Cannot query the value of this property because it has no value available

-Pagent runs trigger a post-test merge step that needs the GraalVM toolchain's native-image-configure binary. If foojay's downloaded toolchain is incomplete (zero-byte bin/native-image* placeholders), the binaries can be symlinked from lib/svm/bin/:

cd ~/.gradle/jdks/graalvm_community-25-aarch64-os_x.2/graalvm-community-openjdk-25.0.2+10.1/Contents/Home/bin  # +build suffix varies by patch
rm native-image native-image-configure
ln -s ../lib/svm/bin/native-image native-image
ln -s ../lib/svm/bin/native-image-configure native-image-configure

Then re-run with GRAALVM_HOME and JAVA_HOME pointing at the toolchain.

Gradle toolchain picks wrong JDK (Corretto / JBR instead of GraalVM)

Gradle's OS-level JDK auto-detection may find another JVM (e.g. Amazon Corretto or JetBrains Runtime) and select it over the foojay-downloaded GraalVM CE. The symptom is:

/path/to/corretto-25.../bin/native-image wasn't found.
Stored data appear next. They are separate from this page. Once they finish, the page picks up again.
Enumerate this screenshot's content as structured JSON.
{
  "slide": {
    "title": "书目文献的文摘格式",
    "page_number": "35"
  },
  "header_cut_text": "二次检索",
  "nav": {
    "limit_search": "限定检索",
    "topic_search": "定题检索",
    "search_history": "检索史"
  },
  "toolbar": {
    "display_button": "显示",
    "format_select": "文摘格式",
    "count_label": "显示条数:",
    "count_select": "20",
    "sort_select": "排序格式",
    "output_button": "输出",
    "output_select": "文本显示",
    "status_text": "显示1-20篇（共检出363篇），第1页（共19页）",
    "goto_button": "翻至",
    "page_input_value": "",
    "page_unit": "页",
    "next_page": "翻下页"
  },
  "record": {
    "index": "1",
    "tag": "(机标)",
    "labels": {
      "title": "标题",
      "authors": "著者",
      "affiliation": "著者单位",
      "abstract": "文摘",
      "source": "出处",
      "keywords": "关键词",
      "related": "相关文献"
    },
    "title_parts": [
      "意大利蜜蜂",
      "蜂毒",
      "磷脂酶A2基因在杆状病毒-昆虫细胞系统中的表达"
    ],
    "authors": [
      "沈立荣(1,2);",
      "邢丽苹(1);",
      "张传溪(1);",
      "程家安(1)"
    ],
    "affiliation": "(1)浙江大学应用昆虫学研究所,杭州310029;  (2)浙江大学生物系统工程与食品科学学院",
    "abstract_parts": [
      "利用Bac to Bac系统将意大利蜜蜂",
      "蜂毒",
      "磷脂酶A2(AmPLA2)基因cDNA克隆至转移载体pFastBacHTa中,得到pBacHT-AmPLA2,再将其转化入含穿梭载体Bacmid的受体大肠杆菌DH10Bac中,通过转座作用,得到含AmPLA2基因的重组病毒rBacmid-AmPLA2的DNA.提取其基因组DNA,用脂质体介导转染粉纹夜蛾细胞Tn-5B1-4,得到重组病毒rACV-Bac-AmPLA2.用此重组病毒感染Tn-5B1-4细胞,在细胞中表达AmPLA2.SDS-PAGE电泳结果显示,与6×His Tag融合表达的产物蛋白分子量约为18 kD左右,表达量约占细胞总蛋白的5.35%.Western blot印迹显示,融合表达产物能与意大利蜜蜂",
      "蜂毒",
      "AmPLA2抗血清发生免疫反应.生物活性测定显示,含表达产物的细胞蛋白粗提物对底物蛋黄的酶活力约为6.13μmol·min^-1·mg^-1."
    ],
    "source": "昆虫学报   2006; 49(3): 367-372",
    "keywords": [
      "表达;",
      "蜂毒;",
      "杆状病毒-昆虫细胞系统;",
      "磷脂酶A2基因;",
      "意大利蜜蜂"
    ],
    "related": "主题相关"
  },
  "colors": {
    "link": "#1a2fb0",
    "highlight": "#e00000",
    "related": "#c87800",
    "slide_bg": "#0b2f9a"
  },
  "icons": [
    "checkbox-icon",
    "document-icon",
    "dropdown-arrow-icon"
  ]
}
This probably means that JDK isn't a GraalVM distribution.

Fix: install GraalVM CE 25 via SDKMAN and point JAVA_HOME at it before running Gradle:

sdk install java 25-graalce
sdk use java 25-graalce
./gradlew --stop
./gradlew :qodana-cli:nativeCompile

This is reliable across machines because it removes the ambiguity Gradle's auto-detection runs into when multiple JDK vendors are installed side by side.
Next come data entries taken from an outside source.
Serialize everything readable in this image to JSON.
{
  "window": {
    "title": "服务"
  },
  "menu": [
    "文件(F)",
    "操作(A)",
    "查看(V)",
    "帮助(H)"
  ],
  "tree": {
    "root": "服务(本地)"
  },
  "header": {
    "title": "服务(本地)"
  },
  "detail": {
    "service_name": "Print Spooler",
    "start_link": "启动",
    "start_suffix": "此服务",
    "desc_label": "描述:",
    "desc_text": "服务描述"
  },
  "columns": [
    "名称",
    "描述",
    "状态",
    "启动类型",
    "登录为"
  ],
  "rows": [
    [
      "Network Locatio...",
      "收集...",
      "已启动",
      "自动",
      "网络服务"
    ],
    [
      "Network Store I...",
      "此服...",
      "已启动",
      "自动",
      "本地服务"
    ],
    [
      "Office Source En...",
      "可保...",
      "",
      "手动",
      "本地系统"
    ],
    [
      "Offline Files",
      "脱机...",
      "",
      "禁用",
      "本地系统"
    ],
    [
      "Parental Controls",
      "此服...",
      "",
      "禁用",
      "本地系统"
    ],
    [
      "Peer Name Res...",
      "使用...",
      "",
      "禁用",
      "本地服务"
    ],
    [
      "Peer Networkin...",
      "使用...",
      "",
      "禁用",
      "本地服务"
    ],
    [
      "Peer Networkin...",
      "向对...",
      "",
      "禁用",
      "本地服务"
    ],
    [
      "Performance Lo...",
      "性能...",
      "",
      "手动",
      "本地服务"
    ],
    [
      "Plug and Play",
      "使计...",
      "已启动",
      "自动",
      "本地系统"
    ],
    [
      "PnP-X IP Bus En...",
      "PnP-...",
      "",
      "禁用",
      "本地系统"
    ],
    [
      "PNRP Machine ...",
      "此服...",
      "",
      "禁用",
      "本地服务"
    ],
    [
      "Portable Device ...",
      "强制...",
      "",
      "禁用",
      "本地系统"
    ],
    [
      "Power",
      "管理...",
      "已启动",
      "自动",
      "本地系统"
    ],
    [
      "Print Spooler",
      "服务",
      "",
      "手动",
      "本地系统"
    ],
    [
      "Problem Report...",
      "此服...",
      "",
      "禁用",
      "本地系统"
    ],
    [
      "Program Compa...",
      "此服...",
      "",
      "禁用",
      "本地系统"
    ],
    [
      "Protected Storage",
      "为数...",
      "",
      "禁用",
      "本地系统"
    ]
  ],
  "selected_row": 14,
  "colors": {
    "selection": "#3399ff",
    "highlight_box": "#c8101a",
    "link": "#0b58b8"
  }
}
Improving auto-detection so this workaround is unnecessary is tracked separately in QD-14818. If you have to pin manually with org.gradle.java.installations.paths=... in a per-machine gradle.properties while that ticket is open, that file is gitignored and stays local to your machine.

Corporate proxy

metadataRepository { enabled.set(true) } fetches from the public GraalVM mirror. Behind a proxy, set the standard Gradle proxy properties (-Dhttps.proxyHost=...) or pin a local mirror. See Gradle's HTTP settings.